Background: Poor adherence may have a major impact on clinical outcome, contributing to substantial worsening of disease, increased health care costs and even death. With increasing numbers of medications, low adherence is a growing concern, seriously undermining the benefits of current medical care. Little is known about medication adherence among older adults living at home and requiring complex medication regimens.
Objective: The aim of this study was to describe adherence to drug prescriptions in a cohort of elderly patients receiving polypharmacy, discharged from an internal medicine ward.
Methods: A sample of elderly patients (65 years of age or older) discharged from an internal medicine ward in Italy throughout 2012 were enrolled.

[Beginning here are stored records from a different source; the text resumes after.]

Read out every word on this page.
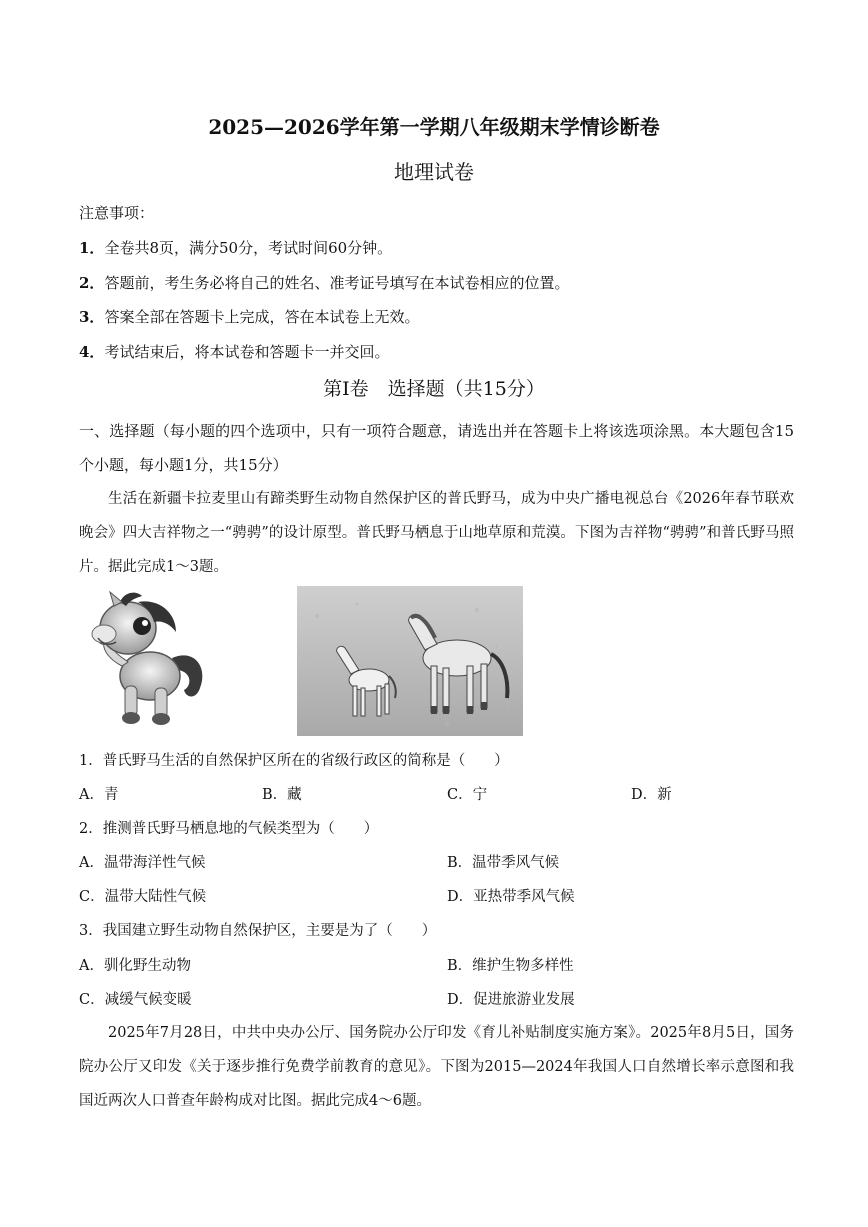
2025—2026学年第一学期八年级期末学情诊断卷
地理试卷
注意事项：
1．全卷共8页，满分50分，考试时间60分钟。
2．答题前，考生务必将自己的姓名、准考证号填写在本试卷相应的位置。
3．答案全部在答题卡上完成，答在本试卷上无效。
4．考试结束后，将本试卷和答题卡一并交回。
第Ⅰ卷　选择题（共15分）
一、选择题（每小题的四个选项中，只有一项符合题意，请选出并在答题卡上将该选项涂黑。本大题包含15个小题，每小题1分，共15分）
生活在新疆卡拉麦里山有蹄类野生动物自然保护区的普氏野马，成为中央广播电视总台《2026年春节联欢晚会》四大吉祥物之一“骋骋”的设计原型。普氏野马栖息于山地草原和荒漠。下图为吉祥物“骋骋”和普氏野马照片。据此完成1～3题。
1．普氏野马生活的自然保护区所在的省级行政区的简称是（　　）
A．青	B．藏	C．宁	D．新
2．推测普氏野马栖息地的气候类型为（　　）
A．温带海洋性气候	B．温带季风气候
C．温带大陆性气候	D．亚热带季风气候
3．我国建立野生动物自然保护区，主要是为了（　　）
A．驯化野生动物	B．维护生物多样性
C．减缓气候变暖	D．促进旅游业发展
2025年7月28日，中共中央办公厅、国务院办公厅印发《育儿补贴制度实施方案》。2025年8月5日，国务院办公厅又印发《关于逐步推行免费学前教育的意见》。下图为2015—2024年我国人口自然增长率示意图和我国近两次人口普查年龄构成对比图。据此完成4～6题。
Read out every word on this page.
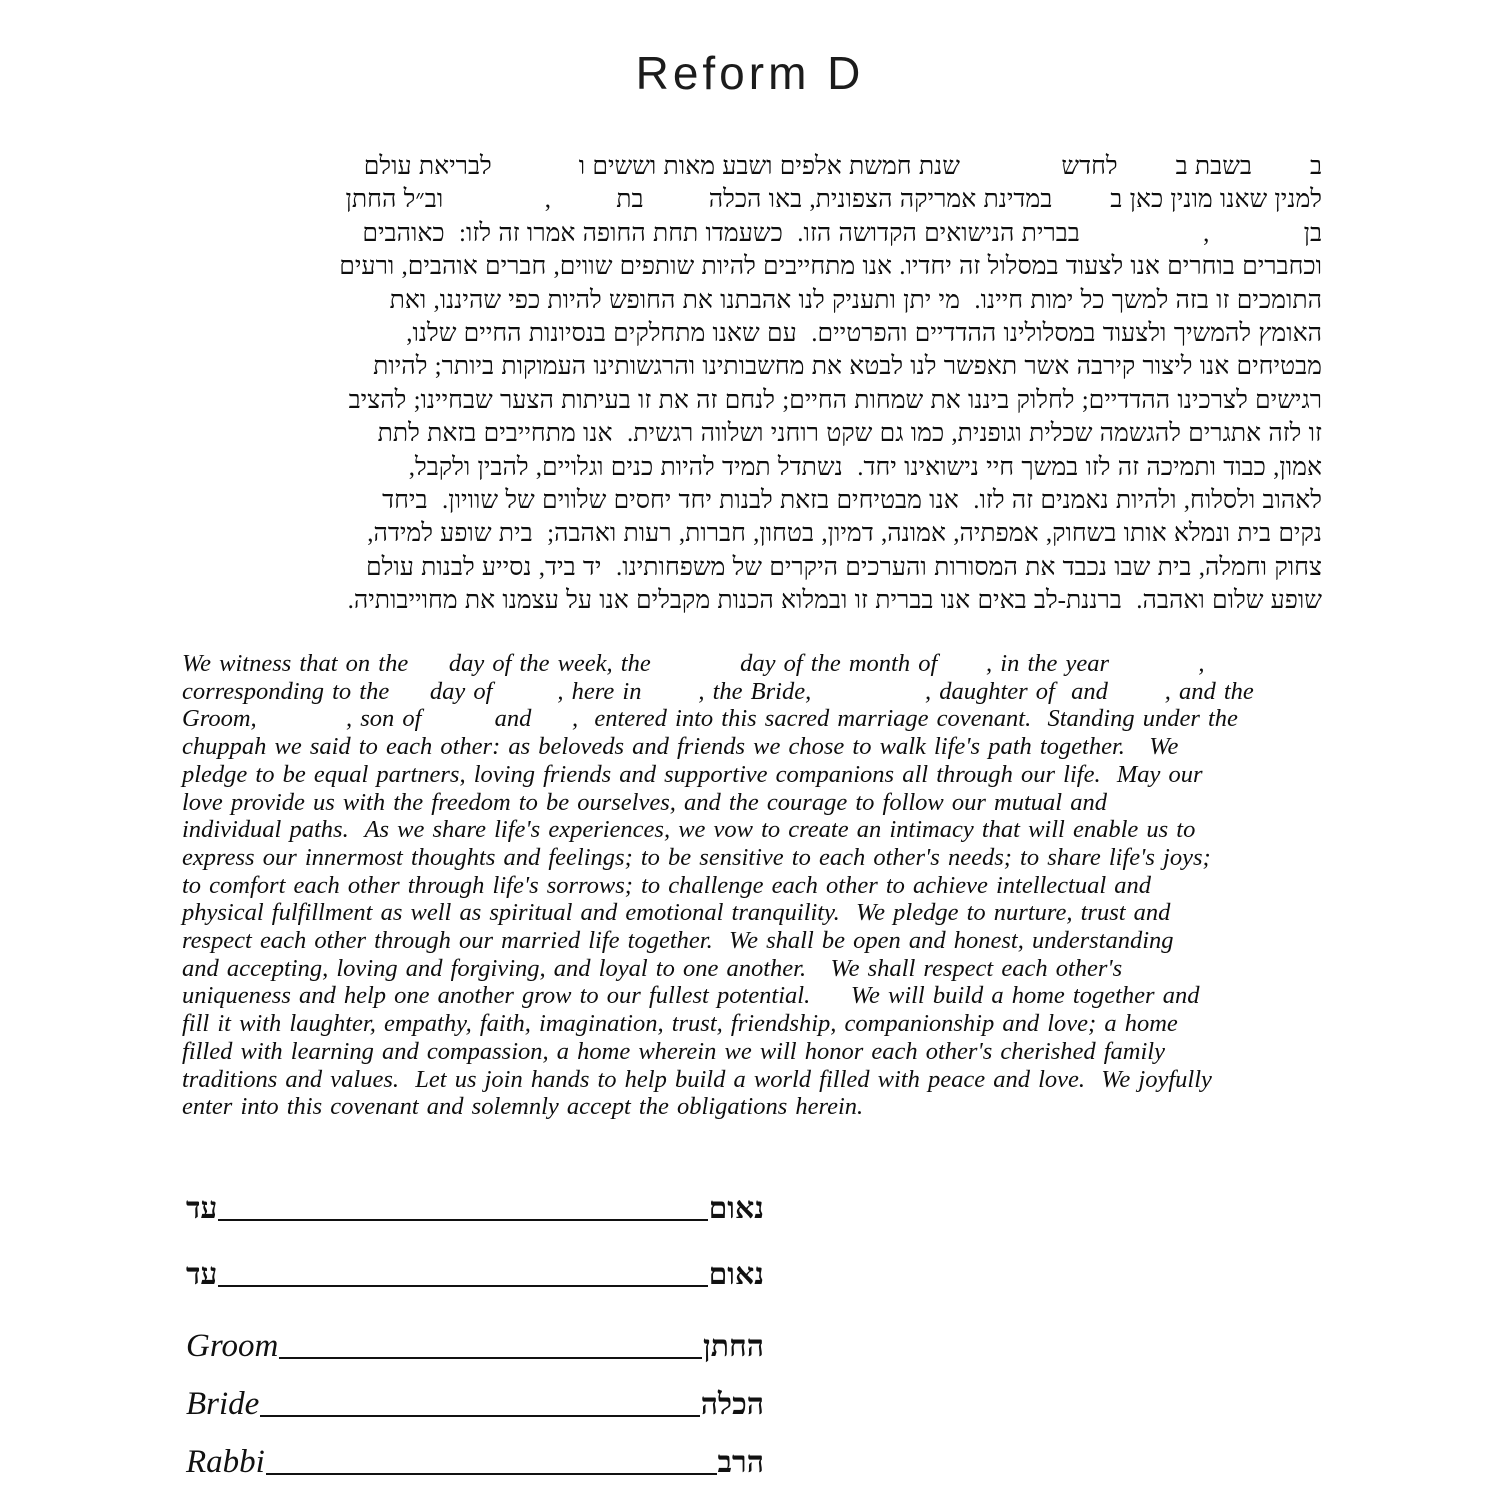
Reform D
ב        בשבת ב        לחדש              שנת חמשת אלפים ושבע מאות וששים ו            לבריאת עולם
למנין שאנו מונין כאן ב        במדינת אמריקה הצפונית, באו הכלה         בת         ,              וב״ל החתן
בן             ,                 בברית הנישואים הקדושה הזו.  כשעמדו תחת החופה אמרו זה לזו:  כאוהבים
וכחברים בוחרים אנו לצעוד במסלול זה יחדיו. אנו מתחייבים להיות שותפים שווים, חברים אוהבים, ורעים
התומכים זו בזה למשך כל ימות חיינו.  מי יתן ותעניק לנו אהבתנו את החופש להיות כפי שהיננו, ואת
האומץ להמשיך ולצעוד במסלולינו ההדדיים והפרטיים.  עם שאנו מתחלקים בנסיונות החיים שלנו,
מבטיחים אנו ליצור קירבה אשר תאפשר לנו לבטא את מחשבותינו והרגשותינו העמוקות ביותר; להיות
רגישים לצרכינו ההדדיים; לחלוק ביננו את שמחות החיים; לנחם זה את זו בעיתות הצער שבחיינו; להציב
זו לזה אתגרים להגשמה שכלית וגופנית, כמו גם שקט רוחני ושלווה רגשית.  אנו מתחייבים בזאת לתת
אמון, כבוד ותמיכה זה לזו במשך חיי נישואינו יחד.  נשתדל תמיד להיות כנים וגלויים, להבין ולקבל,
לאהוב ולסלוח, ולהיות נאמנים זה לזו.  אנו מבטיחים בזאת לבנות יחד יחסים שלווים של שוויון.  ביחד
נקים בית ונמלא אותו בשחוק, אמפתיה, אמונה, דמיון, בטחון, חברות, רעות ואהבה;  בית שופע למידה,
צחוק וחמלה, בית שבו נכבד את המסורות והערכים היקרים של משפחותינו.  יד ביד, נסייע לבנות עולם
שופע שלום ואהבה.  ברננת-לב באים אנו בברית זו ובמלוא הכנות מקבלים אנו על עצמנו את מחוייבותיה.
We witness that on the     day of the week, the           day of the month of      , in the year           ,
corresponding to the     day of        , here in       , the Bride,              , daughter of  and       , and the
Groom,           , son of         and     ,  entered into this sacred marriage covenant.  Standing under the
chuppah we said to each other: as beloveds and friends we chose to walk life's path together.   We
pledge to be equal partners, loving friends and supportive companions all through our life.  May our
love provide us with the freedom to be ourselves, and the courage to follow our mutual and
individual paths.  As we share life's experiences, we vow to create an intimacy that will enable us to
express our innermost thoughts and feelings; to be sensitive to each other's needs; to share life's joys;
to comfort each other through life's sorrows; to challenge each other to achieve intellectual and
physical fulfillment as well as spiritual and emotional tranquility.  We pledge to nurture, trust and
respect each other through our married life together.  We shall be open and honest, understanding
and accepting, loving and forgiving, and loyal to one another.   We shall respect each other's
uniqueness and help one another grow to our fullest potential.     We will build a home together and
fill it with laughter, empathy, faith, imagination, trust, friendship, companionship and love; a home
filled with learning and compassion, a home wherein we will honor each other's cherished family
traditions and values.  Let us join hands to help build a world filled with peace and love.  We joyfully
enter into this covenant and solemnly accept the obligations herein.
עד	נאום
עד	נאום
Groom	החתן
Bride	הכלה
Rabbi	הרב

They were followed for 3 months after discharge with a structured telephone interview to collect information on drug regimens and medication adherence 15-30 days (first follow-up) and 3 months (second follow-up) after discharge. Demographic variables including age, sex, marital status and caregiver were collected.
Results: Among 100 patients recruited, information on medication adherence was available for, respectively, 89 and 79 patients at the first and second follow-ups. Non-adherence was reported for 49 patients (55.1 %) at the first follow-up and for 55 (69.6 %) 3 months from discharge. Voluntary withdrawal of a drug and change of dosage without medical consultation were the main reasons for non-adherence at both follow-ups. The number of drugs prescribed at discharge was related to medication non-adherence at both follow-up interviews. No association was found between age and non-adherence. Only 25 patients (28.1 %) at the first follow-up and 20 (25.3 %) at the second understood the reasons for their medications.
Conclusions: Low medication adherence is a real, complex problem for older patients receiving polypharmacy. We found that the increasing number of drugs prescribed at hospital discharge is correlated to non-adherence and a high percentage of patients did not understand the purpose of their medications. Simplification of drug regimens and reduction of pill burdens as well as better explanations of the reason for the medications should be targets for intervention.